Je ne vous bonnis rien sur le voyage sans incident, l’arrivée à l’hôtel Rafael, les exclamations de ma brave femme de mère qui n’était jamais descendue dans un palace et sur notre route jusqu’à Cervia. La bagnole promise par le Boss se trouvait effectivement devant l’hôtel et sous le siège arrière, outre les papiers de l’auto se trouvait aussi un P 38 flambant neuf avec deux chargeurs de rabe… De la jolie mécanique de précision, parole ! On se sent nettement moins seulâbre avec un tel compagnon de voyage.

Il est un peu plus d’une heure de l’après-midi lorsque je débarque à Cervia. Cette situation-là ne ressemble pas aux autres. Je cherche pourquoi et je finis par trouver : la végétation de l’Adriatique n’a rien de commun avec celle de la Méditerranée. Ici, pas de palmiers, mais des platanes… Les hôtels ressemblent à des propriétés privées. Ils s’élèvent comme des pavillons dans une luxueuse banlieue. Seule concession : le Casino. Il se dresse au bout de l’avenue, morne et blanchâtre, très Utrillo. Derrière, il y a la mer, la plage, de la viande…

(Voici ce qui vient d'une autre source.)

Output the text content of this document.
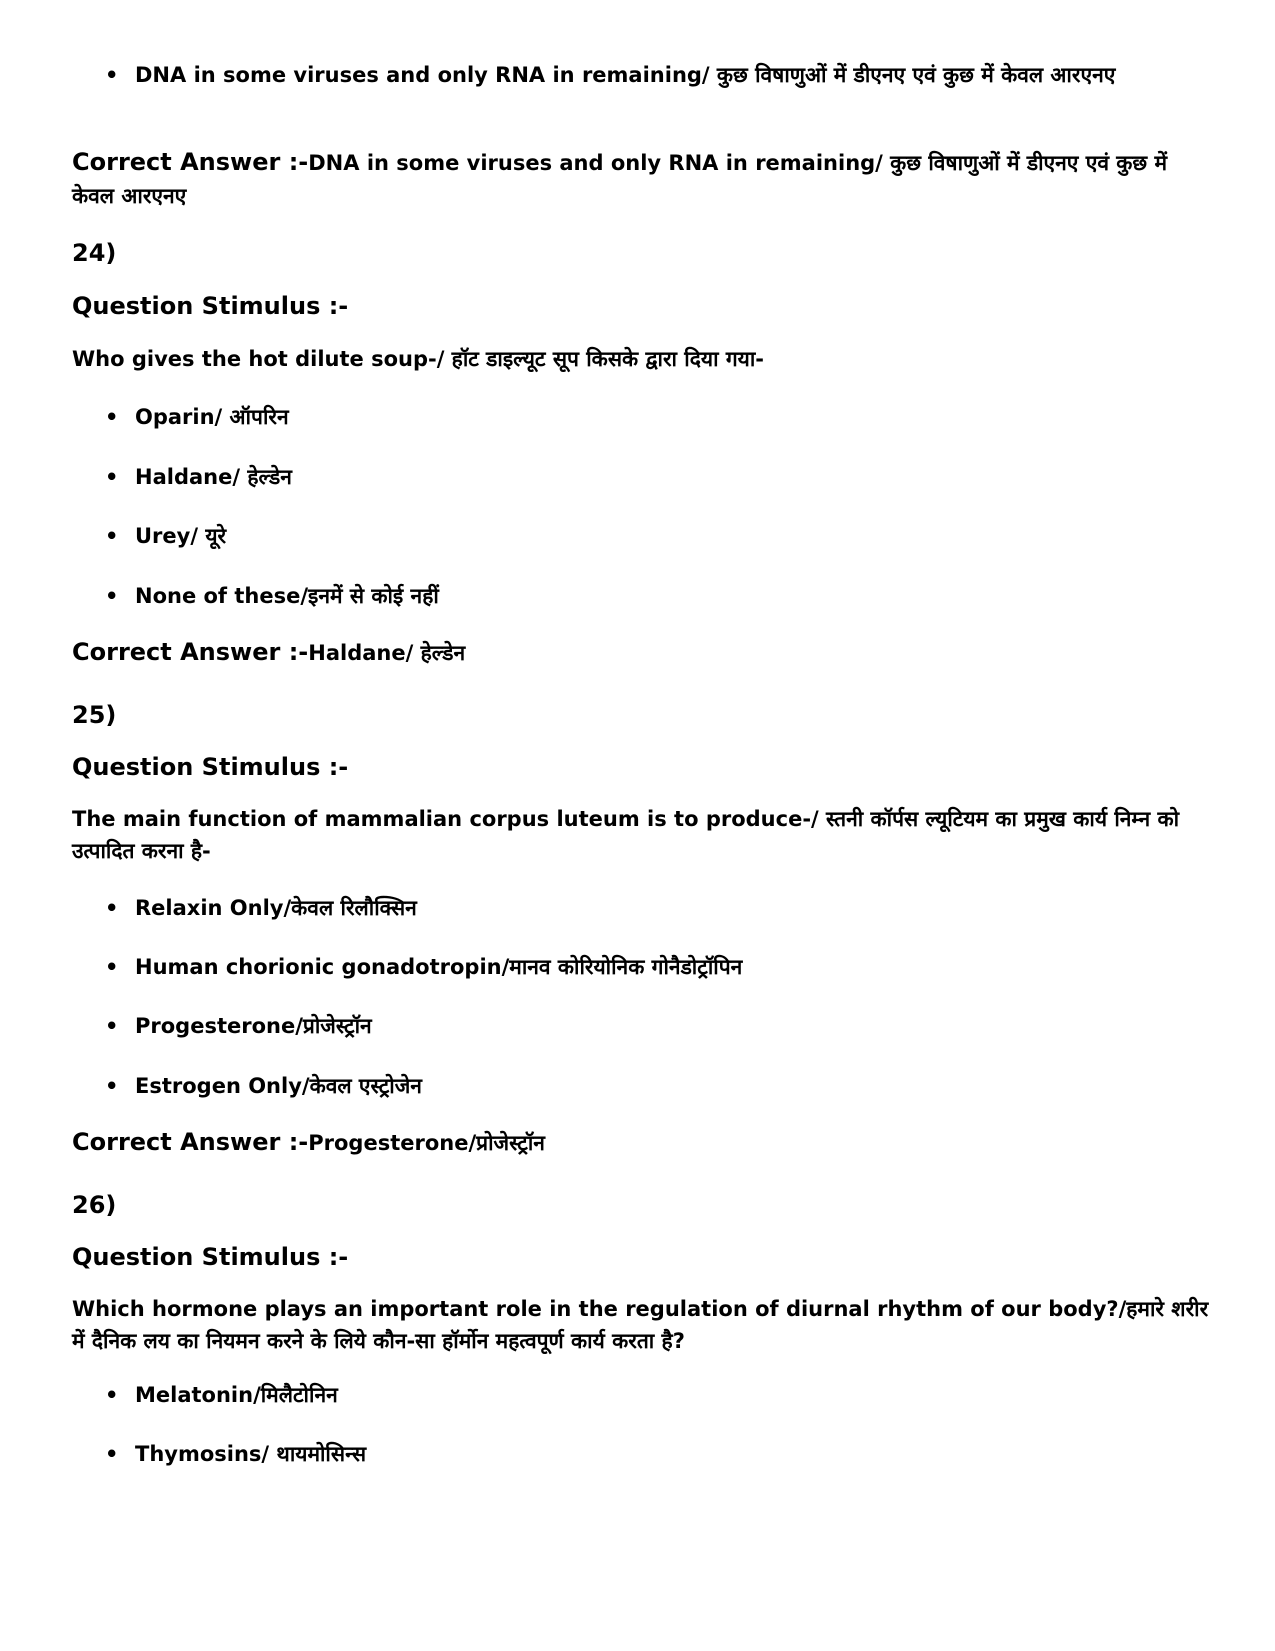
• DNA in some viruses and only RNA in remaining/ कुछ विषाणुओं में डीएनए एवं कुछ में केवल आरएनए
Correct Answer :-DNA in some viruses and only RNA in remaining/ कुछ विषाणुओं में डीएनए एवं कुछ में केवल आरएनए
24)
Question Stimulus :-
Who gives the hot dilute soup-/ हॉट डाइल्यूट सूप किसके द्वारा दिया गया-
• Oparin/ ऑपरिन
• Haldane/ हेल्डेन
• Urey/ यूरे
• None of these/इनमें से कोई नहीं
Correct Answer :-Haldane/ हेल्डेन
25)
Question Stimulus :-
The main function of mammalian corpus luteum is to produce-/ स्तनी कॉर्पस ल्यूटियम का प्रमुख कार्य निम्न को उत्पादित करना है-
• Relaxin Only/केवल रिलौक्सिन
• Human chorionic gonadotropin/मानव कोरियोनिक गोनैडोट्रॉपिन
• Progesterone/प्रोजेस्ट्रॉन
• Estrogen Only/केवल एस्ट्रोजेन
Correct Answer :-Progesterone/प्रोजेस्ट्रॉन
26)
Question Stimulus :-
Which hormone plays an important role in the regulation of diurnal rhythm of our body?/हमारे शरीर में दैनिक लय का नियमन करने के लिये कौन-सा हॉर्मोन महत्वपूर्ण कार्य करता है?
• Melatonin/मिलैटोनिन
• Thymosins/ थायमोसिन्स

Je trouve sans difficulté le K2. C’est une magnifique construction moderne, blanche, avec des stores jaunes, des parasols multicolores, et un perron bordé de pots de fleurs.

— C’est ravissant ! déclare Félicie.

Je m’annonce dans un joli hall à carreaux verts et blancs dont les larges baies comportent des tentures de velours vertes. Les meubles font Primavera en diable. Les fauteuils ressemblent à des soucoupes volantes…

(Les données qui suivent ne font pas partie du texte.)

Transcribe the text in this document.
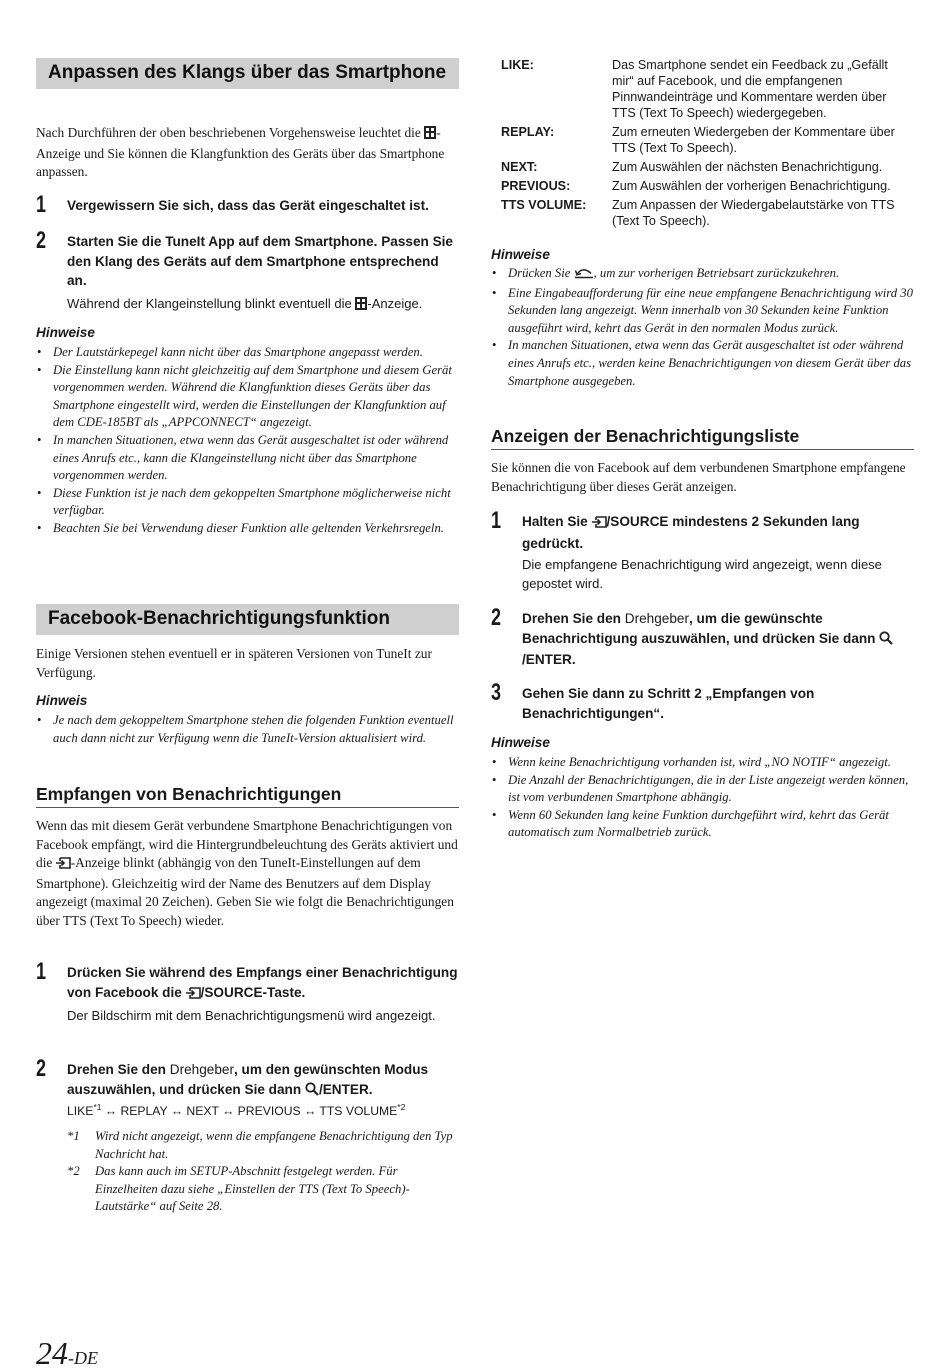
Anpassen des Klangs über das Smartphone
Nach Durchführen der oben beschriebenen Vorgehensweise leuchtet die -Anzeige und Sie können die Klangfunktion des Geräts über das Smartphone anpassen.
1 Vergewissern Sie sich, dass das Gerät eingeschaltet ist.
2 Starten Sie die TuneIt App auf dem Smartphone. Passen Sie den Klang des Geräts auf dem Smartphone entsprechend an.
Während der Klangeinstellung blinkt eventuell die -Anzeige.
Hinweise
• Der Lautstärkepegel kann nicht über das Smartphone angepasst werden.
• Die Einstellung kann nicht gleichzeitig auf dem Smartphone und diesem Gerät vorgenommen werden. Während die Klangfunktion dieses Geräts über das Smartphone eingestellt wird, werden die Einstellungen der Klangfunktion auf dem CDE-185BT als „APPCONNECT“ angezeigt.
• In manchen Situationen, etwa wenn das Gerät ausgeschaltet ist oder während eines Anrufs etc., kann die Klangeinstellung nicht über das Smartphone vorgenommen werden.
• Diese Funktion ist je nach dem gekoppelten Smartphone möglicherweise nicht verfügbar.
• Beachten Sie bei Verwendung dieser Funktion alle geltenden Verkehrsregeln.
Facebook-Benachrichtigungsfunktion
Einige Versionen stehen eventuell er in späteren Versionen von TuneIt zur Verfügung.
Hinweis
• Je nach dem gekoppeltem Smartphone stehen die folgenden Funktion eventuell auch dann nicht zur Verfügung wenn die TuneIt-Version aktualisiert wird.
Empfangen von Benachrichtigungen
Wenn das mit diesem Gerät verbundene Smartphone Benachrichtigungen von Facebook empfängt, wird die Hintergrundbeleuchtung des Geräts aktiviert und die -Anzeige blinkt (abhängig von den TuneIt-Einstellungen auf dem Smartphone). Gleichzeitig wird der Name des Benutzers auf dem Display angezeigt (maximal 20 Zeichen). Geben Sie wie folgt die Benachrichtigungen über TTS (Text To Speech) wieder.
1 Drücken Sie während des Empfangs einer Benachrichtigung von Facebook die /SOURCE-Taste.
Der Bildschirm mit dem Benachrichtigungsmenü wird angezeigt.
2 Drehen Sie den Drehgeber, um den gewünschten Modus auszuwählen, und drücken Sie dann /ENTER.
LIKE$^{*1}$ ↔ REPLAY ↔ NEXT ↔ PREVIOUS ↔ TTS VOLUME$^{*2}$
*1	Wird nicht angezeigt, wenn die empfangene Benachrichtigung den Typ Nachricht hat.
*2	Das kann auch im SETUP-Abschnitt festgelegt werden. Für Einzelheiten dazu siehe „Einstellen der TTS (Text To Speech)-Lautstärke“ auf Seite 28.
LIKE:	Das Smartphone sendet ein Feedback zu „Gefällt mir“ auf Facebook, und die empfangenen Pinnwandeinträge und Kommentare werden über TTS (Text To Speech) wiedergegeben.
REPLAY:	Zum erneuten Wiedergeben der Kommentare über TTS (Text To Speech).
NEXT:	Zum Auswählen der nächsten Benachrichtigung.
PREVIOUS:	Zum Auswählen der vorherigen Benachrichtigung.
TTS VOLUME: Zum Anpassen der Wiedergabelautstärke von TTS (Text To Speech).
Hinweise
• Drücken Sie , um zur vorherigen Betriebsart zurückzukehren.
• Eine Eingabeaufforderung für eine neue empfangene Benachrichtigung wird 30 Sekunden lang angezeigt. Wenn innerhalb von 30 Sekunden keine Funktion ausgeführt wird, kehrt das Gerät in den normalen Modus zurück.
• In manchen Situationen, etwa wenn das Gerät ausgeschaltet ist oder während eines Anrufs etc., werden keine Benachrichtigungen von diesem Gerät über das Smartphone ausgegeben.
Anzeigen der Benachrichtigungsliste
Sie können die von Facebook auf dem verbundenen Smartphone empfangene Benachrichtigung über dieses Gerät anzeigen.
1 Halten Sie /SOURCE mindestens 2 Sekunden lang gedrückt.
Die empfangene Benachrichtigung wird angezeigt, wenn diese gepostet wird.
2 Drehen Sie den Drehgeber, um die gewünschte Benachrichtigung auszuwählen, und drücken Sie dann /ENTER.
3 Gehen Sie dann zu Schritt 2 „Empfangen von Benachrichtigungen“.
Hinweise
• Wenn keine Benachrichtigung vorhanden ist, wird „NO NOTIF“ angezeigt.
• Die Anzahl der Benachrichtigungen, die in der Liste angezeigt werden können, ist vom verbundenen Smartphone abhängig.
• Wenn 60 Sekunden lang keine Funktion durchgeführt wird, kehrt das Gerät automatisch zum Normalbetrieb zurück.
24-DE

Je m’annonce à la caisse où une dame à cheveux blancs, l’air digne, demande avec une insistance polie un numéro de téléphone qu’elle n’arrive pas à obtenir.

Je lui dis qui je suis, d’où je viens et la suite. Mais elle me répond par une phrase désarmante :

— No parla francese !

« Ça démarre bien, me dis-je, en français et en aparté. » Comme j’ai l’air embêté, la digne personne, après avoir dit : « Momente ! » à la gonzesse de la poste, met sa main sur sa passoire à mensonges.

— Martha ! appelle-t-elle.

Se lève alors d’un fauteuil éloigné une étrange créature. C’est une grande fille pâle et blonde sans le moindre brin de fard. Elle est fringuée d’une robe verte, très quelconque et porte des espadrilles vertes. Il se dégage de sa personne je ne sais quoi de malsain, malgré sa physionomie souriante.

La vioque de la caisse me confie à elle.

— Vous êtes français ? me dit-elle. C’est pour vous les deux chambres retenues hier matin par téléphone ?

— Oui.

Elle me jette un regard tout bleu afin de prendre mes mesures. Ecoutez, bande de tartes à la crème fouettée, j’ai vu déjà bien des nanas voraces, mais jamais encore des comme celle-ci. Elle est à poil sous sa robe, la chérie… Et ses yeux vous disent gentiment : « Où est-ce qu’on se met ? » Elle doit aimer les malabars de mon gabarit.

Comme elle s’exprime sans l’ombre d’un accent, je questionne à mon tour :

— Française aussi ?

— Non, allemande !

Vlan ! Du coup, je dégode un peu.

— Vous parlez pourtant un français sans bavure…

— J’ai fait mes études à Paris…

— Vous êtes en vacances ici ?

— Non, j’y habite… Ma sœur a épousé le fils du patron.

Je lui file un coup de saveur encourageant qui lui va droit à la cible.

— Si vous avez besoin de cours du soir, pour parfaire votre syntaxe, faites-moi signe !

Elle a un sourire un peu énigmatique. Moi je freine sur le baratin car Félicie qui poireaute dans la bagnole me lance des regards de détresse.

— On peut descendre nos valises et nous conduire à nos chambres ?

— Naturellement.

Elle appelle :

— Gigi !

Un garçon en veste blanche, brun comme tout l’anthracite de la Ruhr, s’avance, souriant. La blonde allemande lui explique le pourquoi du comment du chose et il se précipite vers ma calèche.